Ruth 2, 1-13

Sainte Lucie

Frère Jacques de Voragine

La légende dorée, tome 1, p. 54s

       Lucie, vierge de Syracuse, noble d’origine, entendant parler, par toute la Sicile, de la célébrité de sainte Agathe, alla à son tombeau avec sa mère Euthicie qui, depuis quatre ans, souffrait, sans espoir de guérison, d’une perte de sang. Or, à la messe, on lisait l’évangile où l’on raconte que Note Seigneur guérit une femme affligée de la même maladie. Lucie dit alors à sa mère : « Si vous croyez ce qu’on lit, croyez que Agathe jouit toujours de la présence de celui pour lequel elle a souffert. Si donc vous touchez son tombeau avec foi, aussitôt vous serez radicalement guérie ». Quand toute l’assistance se fut tirée, la mère et la fille restèrent en prière auprès du tombeau. Le sommeil alors s’empara de Lucie, et elle vit Agathe entourée d’anges, ornée de pierres précieuses, debout devant elle et lui disant : « Ma sœur Lucie, vierge toute dévouée à Dieu, que demandez-vous de moi que vous ne puissiez vous-même obtenir à l’instant pour votre mère ? Car elle vient d’être guérie par votre foi ». Et Lucie qui s’éveilla dit : « Mère, vous êtes guérie. Or, je vous en conjure, au nom de celle qui vient d’obtenir votre guérison par ses prières, de ne pas me chercher d’époux.

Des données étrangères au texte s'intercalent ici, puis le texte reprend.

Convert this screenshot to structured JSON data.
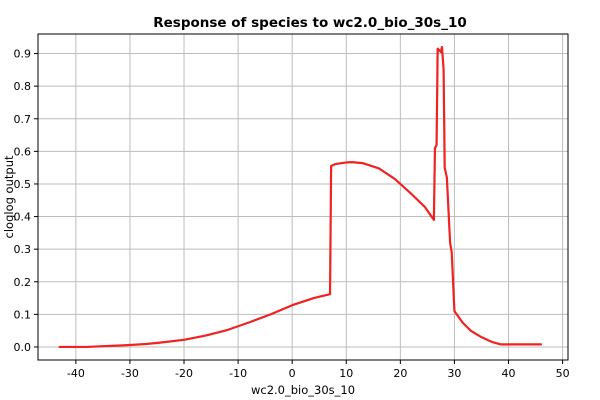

Tout ce que vous deviez me donner en dot, distribuez-le aux pauvres ». « Ferme-moi les yeux auparavant, répondit la mère, et alors tu disposeras de ton bien comme tu voudras ».Lucie lui dit : « En mourant, si vous me donnez quelque chose, c’est parce que vous ne pouvez pas l’emporter avec vous : donnez-le-moi tandis que vous êtes en vie, et vous en serez récompensée ». Après leur retour, on faisait journellement des biens une part que l’on distribuait aux pauvres. Le bruit du partage de ce patrimoine vint aux oreilles du fiancé, et il en demanda le motif à la nourrice. Elle eut la précaution de lui répondre que sa fiancée avait trouvé une propriété de plus grand rapport, qu’elle voulait acheter à son nom ; c’était le motif pour lequel on la voyait se défaire de son bien. L’insensé, croyant qu’il s’agissait d’un commerce tout humain, se mit à faire hausser lui-même la vente ! Or, quand tout fut vendu et donné aux pauvres, le fiancé traduisit Lucie devant le consul Pascasius : il l’accusa d’être chrétienne et de violer les édits des Césars. Pascasius l’invita à sacrifier aux idoles, mais elle répondit : « Le sacrifice qui plaît à Dieu, c’est de visiter les pauvres, de subvenir à leurs besoins, et parce que je n’ai plus rien à offrir, je me donne moi-même pour être offerte ».